The following key proposals in the white paper will help guide in-scope firms and other stakeholders on potential areas of focus to prepare for a UK SOX regime:

  • A new regulator  The proposals include a “remodeling the regulator” approach to establish the Financial Reporting Council’s successor body, the Audit, Reporting and Governance Authority (ARGA). ARGA will have greater authority to review audit firms’ work and issue disciplinary action when needed.
  • Accountability for Directors — The white paper proposes that corporate directors should take responsibility for internal controls over financial reporting, dividend and capital maintenance decisions, and company resilience planning. This responsibility will likely include an attestation in the quarterly and annual reporting regarding the operational effectiveness of the internal control environment.
  • Increased audit competition  The consultation includes a proposal that would require a meaningful portion of the audit of Financial Times Stock Exchange 350 companies to be performed by non-Big Four firms, initially through a “managed shared audit regime.”
  • Shareholder engagement — The paper includes proposals to increase shareholder interactions related to the audit process, including a proposal for publication of an audit and assurance policy, setting out the audit approach, on which there would be an advisory shareholder vote.
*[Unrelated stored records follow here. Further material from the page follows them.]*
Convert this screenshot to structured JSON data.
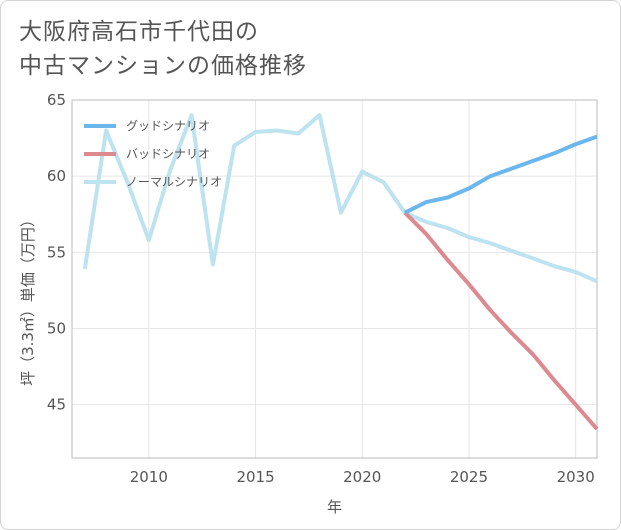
{
  "title": {
    "line1": "大阪府高石市千代田の",
    "line2": "中古マンションの価格推移"
  },
  "chart_data": {
    "type": "line",
    "xlabel": "年",
    "ylabel": "坪（3.3㎡）単価（万円）",
    "xlim": [
      2006.4,
      2031
    ],
    "ylim": [
      41.5,
      65
    ],
    "xticks": [
      2010,
      2015,
      2020,
      2025,
      2030
    ],
    "yticks": [
      45,
      50,
      55,
      60,
      65
    ],
    "legend_position": "top-left",
    "series": [
      {
        "name": "グッドシナリオ",
        "color": "#6cb6ee",
        "x": [
          2022,
          2023,
          2024,
          2025,
          2026,
          2027,
          2028,
          2029,
          2030,
          2031
        ],
        "y": [
          57.6,
          58.3,
          58.6,
          59.2,
          60.0,
          60.5,
          61.0,
          61.5,
          62.1,
          62.6
        ]
      },
      {
        "name": "バッドシナリオ",
        "color": "#dc8a90",
        "x": [
          2022,
          2023,
          2024,
          2025,
          2026,
          2027,
          2028,
          2029,
          2030,
          2031
        ],
        "y": [
          57.6,
          56.2,
          54.5,
          52.9,
          51.2,
          49.7,
          48.3,
          46.6,
          45.0,
          43.4
        ]
      },
      {
        "name": "ノーマルシナリオ",
        "color": "#bde2f0",
        "x": [
          2007,
          2008,
          2009,
          2010,
          2011,
          2012,
          2013,
          2014,
          2015,
          2016,
          2017,
          2018,
          2019,
          2020,
          2021,
          2022,
          2023,
          2024,
          2025,
          2026,
          2027,
          2028,
          2029,
          2030,
          2031
        ],
        "y": [
          53.9,
          63.0,
          59.6,
          55.8,
          60.4,
          64.0,
          54.2,
          62.0,
          62.9,
          63.0,
          62.8,
          64.0,
          57.6,
          60.3,
          59.6,
          57.6,
          57.0,
          56.6,
          56.0,
          55.6,
          55.1,
          54.6,
          54.1,
          53.7,
          53.1
        ]
      }
    ]
  }
}
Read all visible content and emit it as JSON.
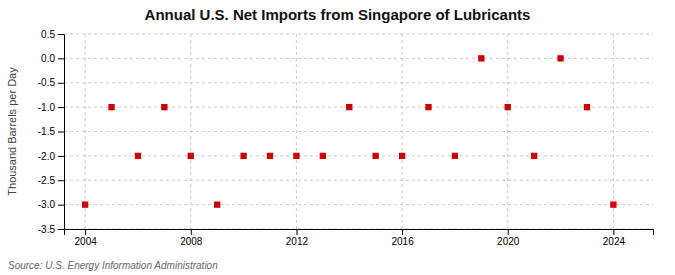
{
  "chart_data": {
    "type": "scatter",
    "title": "Annual U.S. Net Imports from Singapore of Lubricants",
    "ylabel": "Thousand Barrels per Day",
    "annotations": [
      "Source: U.S. Energy Information Administration"
    ],
    "x": [
      2004,
      2005,
      2006,
      2007,
      2008,
      2009,
      2010,
      2011,
      2012,
      2013,
      2014,
      2015,
      2016,
      2017,
      2018,
      2019,
      2020,
      2021,
      2022,
      2023,
      2024
    ],
    "values": [
      -3,
      -1,
      -2,
      -1,
      -2,
      -3,
      -2,
      -2,
      -2,
      -2,
      -1,
      -2,
      -2,
      -1,
      -2,
      0,
      -1,
      -2,
      0,
      -1,
      -3
    ],
    "color": "#cc0000",
    "marker": "square",
    "xlim": [
      2003.2,
      2025.5
    ],
    "xticks": [
      2004,
      2008,
      2012,
      2016,
      2020,
      2024
    ],
    "ylim": [
      -3.5,
      0.5
    ],
    "yticks": [
      0.5,
      {
        "value": 0,
        "label": "0.0"
      },
      -0.5,
      {
        "value": -1,
        "label": "-1.0"
      },
      -1.5,
      {
        "value": -2,
        "label": "-2.0"
      },
      -2.5,
      {
        "value": -3,
        "label": "-3.0"
      },
      -3.5
    ],
    "grid": true
  }
}
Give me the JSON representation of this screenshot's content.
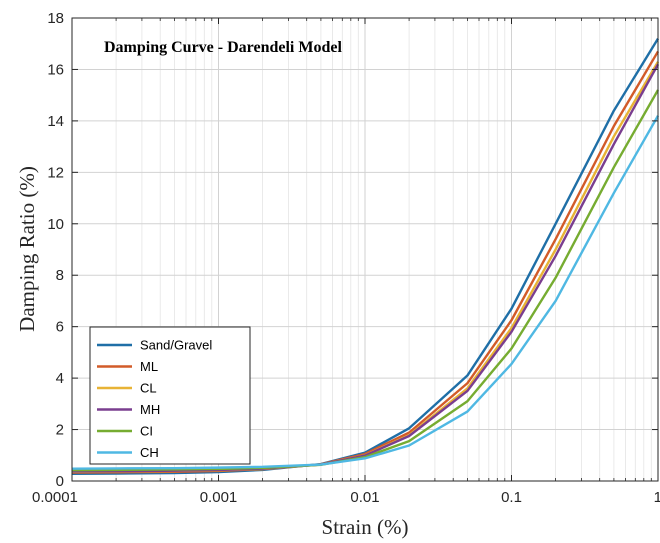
{
  "chart_data": {
    "type": "line",
    "title": "Damping Curve - Darendeli Model",
    "xlabel": "Strain (%)",
    "ylabel": "Damping Ratio (%)",
    "xscale": "log",
    "xlim": [
      0.0001,
      1
    ],
    "ylim": [
      0,
      18
    ],
    "xticks": [
      "0.0001",
      "0.001",
      "0.01",
      "0.1",
      "1"
    ],
    "yticks": [
      "0",
      "2",
      "4",
      "6",
      "8",
      "10",
      "12",
      "14",
      "16",
      "18"
    ],
    "grid": true,
    "legend_position": "bottom-left",
    "x": [
      0.0001,
      0.0002,
      0.0005,
      0.001,
      0.002,
      0.005,
      0.01,
      0.02,
      0.05,
      0.1,
      0.2,
      0.5,
      1
    ],
    "series": [
      {
        "name": "Sand/Gravel",
        "color": "#1f6fa7",
        "values": [
          0.28,
          0.29,
          0.31,
          0.35,
          0.43,
          0.66,
          1.1,
          2.05,
          4.1,
          6.7,
          10.0,
          14.4,
          17.2
        ]
      },
      {
        "name": "ML",
        "color": "#d25b29",
        "values": [
          0.33,
          0.34,
          0.36,
          0.39,
          0.46,
          0.65,
          1.05,
          1.88,
          3.8,
          6.25,
          9.4,
          13.8,
          16.7
        ]
      },
      {
        "name": "CL",
        "color": "#e8b335",
        "values": [
          0.36,
          0.37,
          0.39,
          0.42,
          0.47,
          0.64,
          1.0,
          1.78,
          3.6,
          5.95,
          9.0,
          13.4,
          16.3
        ]
      },
      {
        "name": "MH",
        "color": "#7a3e8f",
        "values": [
          0.37,
          0.38,
          0.4,
          0.43,
          0.48,
          0.64,
          0.99,
          1.75,
          3.5,
          5.8,
          8.75,
          13.1,
          16.2
        ]
      },
      {
        "name": "CI",
        "color": "#76ac31",
        "values": [
          0.42,
          0.43,
          0.45,
          0.47,
          0.51,
          0.63,
          0.93,
          1.55,
          3.1,
          5.15,
          7.9,
          12.2,
          15.2
        ]
      },
      {
        "name": "CH",
        "color": "#4fb8e3",
        "values": [
          0.48,
          0.49,
          0.5,
          0.52,
          0.55,
          0.64,
          0.88,
          1.38,
          2.7,
          4.55,
          7.0,
          11.2,
          14.2
        ]
      }
    ]
  }
}
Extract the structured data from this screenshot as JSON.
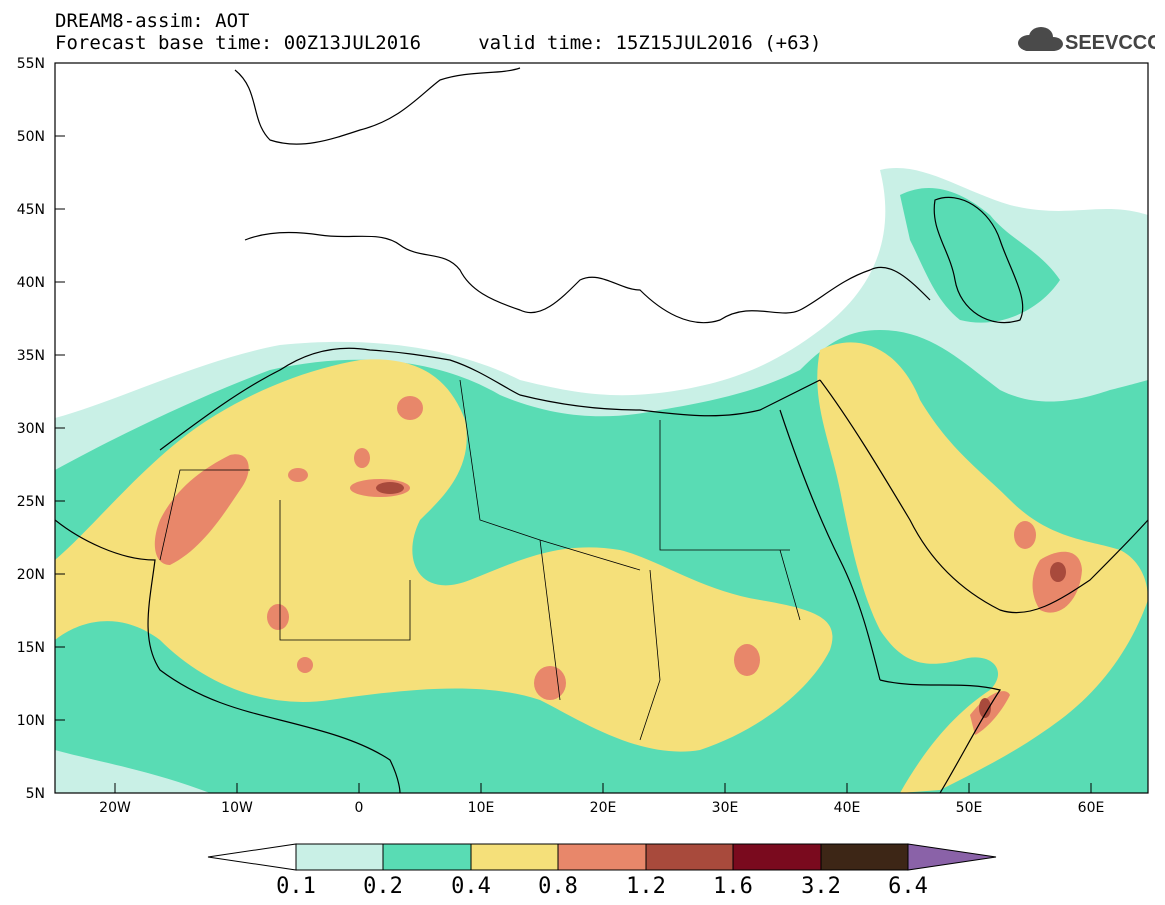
{
  "header": {
    "line1": "DREAM8-assim: AOT",
    "line2": "Forecast base time: 00Z13JUL2016     valid time: 15Z15JUL2016 (+63)"
  },
  "logo": {
    "text": "SEEVCCC",
    "icon": "cloud-icon"
  },
  "axes": {
    "lat_labels": [
      "55N",
      "50N",
      "45N",
      "40N",
      "35N",
      "30N",
      "25N",
      "20N",
      "15N",
      "10N",
      "5N"
    ],
    "lon_labels": [
      "20W",
      "10W",
      "0",
      "10E",
      "20E",
      "30E",
      "40E",
      "50E",
      "60E"
    ]
  },
  "colorbar": {
    "labels": [
      "0.1",
      "0.2",
      "0.4",
      "0.8",
      "1.2",
      "1.6",
      "3.2",
      "6.4"
    ],
    "colors": [
      "#ffffff",
      "#c9f0e6",
      "#59dcb4",
      "#f5e07a",
      "#e8876a",
      "#a84a3c",
      "#7a0a1e",
      "#3d2616",
      "#8a62a8"
    ]
  },
  "map_colors": {
    "level_0_1": "#c9f0e6",
    "level_0_2": "#59dcb4",
    "level_0_4": "#f5e07a",
    "level_0_8": "#e8876a",
    "level_1_2": "#a84a3c"
  }
}
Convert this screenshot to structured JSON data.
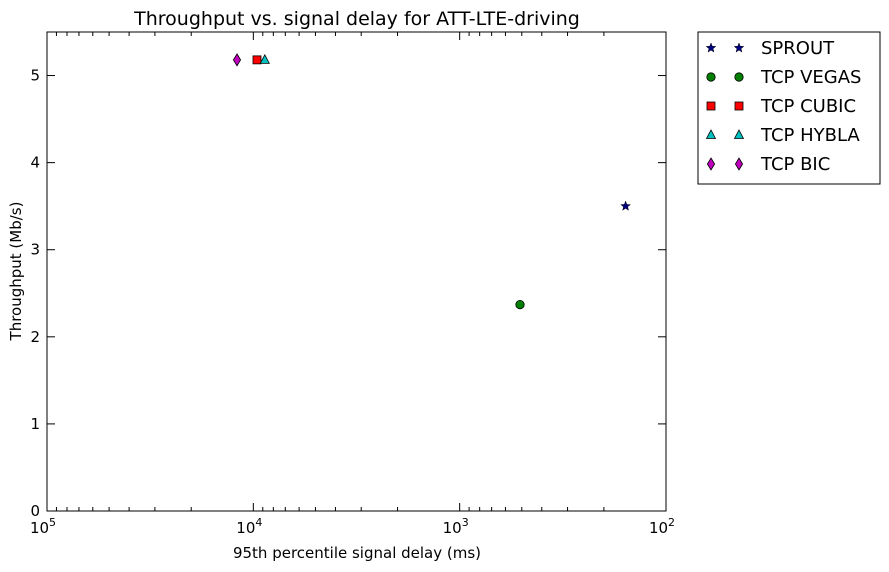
{
  "chart_data": {
    "type": "scatter",
    "title": "Throughput vs. signal delay for ATT-LTE-driving",
    "xlabel": "95th percentile signal delay (ms)",
    "ylabel": "Throughput (Mb/s)",
    "x_scale": "log",
    "x_inverted": true,
    "xlim": [
      100000,
      100
    ],
    "ylim": [
      0,
      5.5
    ],
    "x_ticks": [
      {
        "value": 100000,
        "base": "10",
        "exp": "5"
      },
      {
        "value": 10000,
        "base": "10",
        "exp": "4"
      },
      {
        "value": 1000,
        "base": "10",
        "exp": "3"
      },
      {
        "value": 100,
        "base": "10",
        "exp": "2"
      }
    ],
    "y_ticks": [
      0,
      1,
      2,
      3,
      4,
      5
    ],
    "grid": false,
    "legend_position": "outside-top-right",
    "series": [
      {
        "name": "SPROUT",
        "marker": "star",
        "color": "#000080",
        "points": [
          {
            "x": 157,
            "y": 3.5
          }
        ]
      },
      {
        "name": "TCP VEGAS",
        "marker": "circle",
        "color": "#008000",
        "points": [
          {
            "x": 510,
            "y": 2.37
          }
        ]
      },
      {
        "name": "TCP CUBIC",
        "marker": "square",
        "color": "#ff0000",
        "points": [
          {
            "x": 9600,
            "y": 5.18
          }
        ]
      },
      {
        "name": "TCP HYBLA",
        "marker": "triangle",
        "color": "#00bfbf",
        "points": [
          {
            "x": 8800,
            "y": 5.18
          }
        ]
      },
      {
        "name": "TCP BIC",
        "marker": "diamond",
        "color": "#bf00bf",
        "points": [
          {
            "x": 12000,
            "y": 5.18
          }
        ]
      }
    ]
  }
}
Another interesting recommendation from the BEIS is to provide shareholders a formal opportunity to comment on the company’s audit plan and the areas of emphasis to be considered.
  • Creation of a new corporate auditing profession — The white paper contains a proposal for a new type of auditor, one who operates independently of the professional accountancy bodies with a reach across all forms of corporate reporting, not just the financial statements.
  • Public Interest Entities — The proposals are expected to extend the definition of “public interest entities,” imposing extra governance requirements on more companies.

What Does this Mean for your Internal Control Environment?

In assessing readiness to implement the proposals from the white paper and potential business implications, in-scope firms should consider the following key areas of focus:

  • Internal Controls — Assess the effectiveness, efficiency, and coverage of your internal control environment (including a review of technology controls underlying the systems that process and report financial data).
  • Monitoring — Determine the optimum assurance mechanisms for testing and evidencing the design and operating effectiveness of internal controls. In this regard, consider the role of your Internal Audit function and how effective and empowered it is at challenging control gaps and financial reporting.
  • Culture — Ensure a clear link exists between your strategy, your enterprise risk management program, and the tone of the corporate culture you establish, and that it influences day-to-day decision-making and accountability at the right levels. This includes educating the C-suite and board on key internal control issues.
  • Data — Determine what information is reported by the company and what controls exist to develop that information. Risk and control data is crucial to enable clear insights into any control weaknesses. This data therefore needs to be stored and managed in a way that is transparent and accessible.
  • Supply Chain — Evaluate your audit tender procedures, governance, and documentation to ensure that non-Big Four firms are given a fair chance.

 

Where to from here?

The reforms should achieve the delicate balance of appropriate accountability and responsibilities of directors, auditors, and regulators to restore trust in the system, whilst avoiding a regime that adds more rigor, but little value. A UK SOX regime can become a catalyst to mature your existing risk and compliance culture, ultimately working in tandem to create and protect value in your organisation.

Clearly defining your goals, aligning them to your purpose and strategy, and tracking progress over time, is essential for sustainable value creation. Guidehouse can help you to assess and improve your internal control environment, evaluate the effectiveness of your risk controls, benchmark governance practices, and educate leadership on new developments and requirements as they emerge.


1 Sir John Kingman’s Independent review of the Financial Reporting Council; the Competition and Market Authority’s statutory audit market study; and Sir Donald Brydon’s independent review of the quality and effectiveness of audit.